Dairemiz çoğunluğunun (1) no’lu bentte yer verilen bozma düşüncesine dayanak teşkil eden 7194 sayılı Kanun’un 41. maddesi ile çeşitli kanunlara eklenen Geçici 4. madde, kanaatimizce, her şeyden önce, Avrupa İnsan Hakları Sözleşmesi’nin 6. maddesi ve bu maddede öngörülen karar alma hakkıyla birlikte ele alındığında Anayasa’nın 36. maddesinde hükme bağlanan hak arama hürriyetini ihlal eden bir yasal düzenlemedir.
Öte yandan, söz konusu hüküm, yine Anayasa’nın 9. maddesindeki yargı yetkisinin bağımsız ve tarafsız mahkemelerce kullanılacağına ilişkin hükme, kanun maddesinin kamuoyunca bilinen ve sınırlı sayıdaki sermaye şirketi ile ve bu şirketler aleyhine açılan davalarla ilgili olduğu düşünülecek olursa Anayasa’nın kanun önünde eşitlik ilkesi kapsamındaki 10/4. maddesi ile yasama meclisinin bir devlet organı sıfatıyla bu ilkeye uygun hareket etme zorunluluğuna ilişkin 10/5. maddesine, yine Anayasa’nın 35. maddesinde belirtilen ve kişinin temel hak ve hürriyetleri kapsamındaki mülkiyet hakkına ve bu hakkın ancak kamu yararı amacıyla sınırlandırılacağına ilişkin hükme aykırı olduğu gibi, buradan hareketle, devletin, kişinin temel haklarını hukuk devleti ve adalet ilkeleriyle bağdaşmayacak surette sınırlayan engelleri kaldırmaya çalışması gerekmesine karşın hak arama ve mülkiyet hakkının kullanımının önüne geçen bir düzenleme olarak ortaya çıkmış bulunması nedeniyle Anayasa’nın 5. maddesine, keza düzenlemenin kişinin temel hak ve özgürlükleri kapsamındaki hak arama ve mülkiyet hakkının özüne dokunan niteliği gözetildiğinde Anayasa’nın 13. maddesine, Anayasa’nın 138/3. maddesinde görülmekte olan somut davalarla ilgili olarak yasama meclisinde yargı yetkisinin kullanılması ile ilgili görüşme dahi yapılamayacağı hükme bağlanmış iken dava hangi nedenle açılmış olursa olsun verilecek kararın ve hatta yargılamagiderlerinin dahi ne şekilde hükme bağlanacağının düzenlenmiş olması nedeniyle söz konusu hükme de aykırı düşmektedir.

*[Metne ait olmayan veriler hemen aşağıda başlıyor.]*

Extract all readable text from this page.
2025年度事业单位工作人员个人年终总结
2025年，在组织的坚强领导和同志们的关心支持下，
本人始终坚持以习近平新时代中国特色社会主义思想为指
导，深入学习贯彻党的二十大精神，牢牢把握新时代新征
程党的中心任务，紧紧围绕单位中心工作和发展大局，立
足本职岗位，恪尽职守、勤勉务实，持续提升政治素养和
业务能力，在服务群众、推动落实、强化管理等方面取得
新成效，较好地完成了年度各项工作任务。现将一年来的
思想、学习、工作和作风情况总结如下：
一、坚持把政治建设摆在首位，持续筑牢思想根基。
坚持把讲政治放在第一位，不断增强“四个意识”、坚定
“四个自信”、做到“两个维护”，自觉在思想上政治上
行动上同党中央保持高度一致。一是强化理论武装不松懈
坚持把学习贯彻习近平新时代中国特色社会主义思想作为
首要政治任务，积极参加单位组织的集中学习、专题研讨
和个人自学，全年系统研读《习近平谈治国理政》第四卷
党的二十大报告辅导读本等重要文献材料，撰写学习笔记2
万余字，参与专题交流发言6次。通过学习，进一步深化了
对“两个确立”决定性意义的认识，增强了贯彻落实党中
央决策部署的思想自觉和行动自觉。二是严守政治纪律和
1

Her ne kadar Anayasa’nın 167. maddesinde devletin para, kredi, sermaye piyasalarının sağlıklı ve düzenli işlemelerini sağlayıcı ve geliştirici tedbirleri alacağı öngörülmüş ise de, alınacak bu tedbirlerin herhalde Anayasaya aykırı bir kanuni düzenleme yoluyla gerçekleştirilmesi düşünülemeyecek olup aksinin kabulü Anayasa’nın başlangıç hükümlerine açıkça aykırı düşecektir.
Tüm bu nedenlerle, çoğunluk kararının dayanağı yasa hükmünün, 6216 sayılı Anayasa Mahkemesinin Kuruluşu ve Yargılama Usulleri Hakkında Kanun’un 40. maddesi uyarınca itiraz yoluyla iptali için Anayasa Mahkemesi’ne başvurulması ve buradan çıkacak sonuca göre bir karar verilmesi gerektiği kanısında olduğumuzdan çoğunluğun (1) no’lu bentte yer verilen bozma düşüncesine katılmıyoruz.